Un émolument de 600 fr. est mis à la charge du recourant, qui succombe (cf. art. 49 al. 1 LPA-VD; art. 1 et 4 al. 1 du tarif des frais judiciaires et des dépens en matière administrative, du 28 avril 2015 - TFJDA; BLV 173.36.5.1). Il n'y a pas lieu pour le reste d'allouer d'indemnité à titre de dépens (cf. art. 55 al. 1 LPA-VD).
Par
ces motifs
la Cour de droit administratif et public
du Tribunal cantonal
arrête:
I. Le recours est rejeté.
II. La décision rendue le 8 janvier 2018 par le Service de la population du Canton de Vaud est confirmée.
III. Un émolument de 600 (six cents) francs est mis à la charge de A.________.
IV. Il n'est pas alloué de dépens.
Lausanne, le 5 mars 2019
Le présent arrêt est communiqué aux destinataires de l'avis d'envoi ci-joint ainsi qu'au Secrétariat d'Etat aux migrations (SEM).
Il peut faire l'objet, dans les trente jours suivant sa notification, d'un recours au Tribunal fédéral (Tribunal fédéral suisse, 1000 Lausanne 14).
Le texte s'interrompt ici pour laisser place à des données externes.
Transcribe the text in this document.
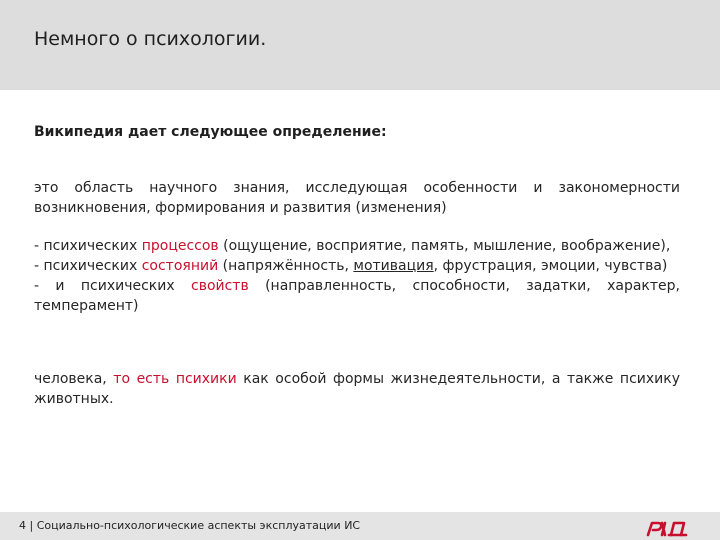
Немного о психологии.
Википедия дает следующее определение:
это область научного знания, исследующая особенности и закономерности возникновения, формирования и развития (изменения)
- психических процессов (ощущение, восприятие, память, мышление, воображение),
- психических состояний (напряжённость, мотивация, фрустрация, эмоции, чувства)
- и психических свойств (направленность, способности, задатки, характер, темперамент)
человека, то есть психики как особой формы жизнедеятельности, а также психику животных.
4 | Социально-психологические аспекты эксплуатации ИС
Le recours en matière de droit public s'exerce aux conditions des articles 82 ss de la loi fédérale du 17 juin 2005 sur le Tribunal fédéral (LTF; RS 173.110), le recours constitutionnel subsidiaire à celles des articles 113 ss LTF. Le mémoire de recours doit être rédigé dans une langue officielle, indiquer les conclusions, les motifs et les moyens de preuve, et être signé. Les motifs doivent exposer succinctement en quoi l’acte attaqué viole le droit. Les pièces invoquées comme moyens de preuve doivent être jointes au mémoire, pour autant qu’elles soient en mains de la partie; il en va de même de la décision attaquée.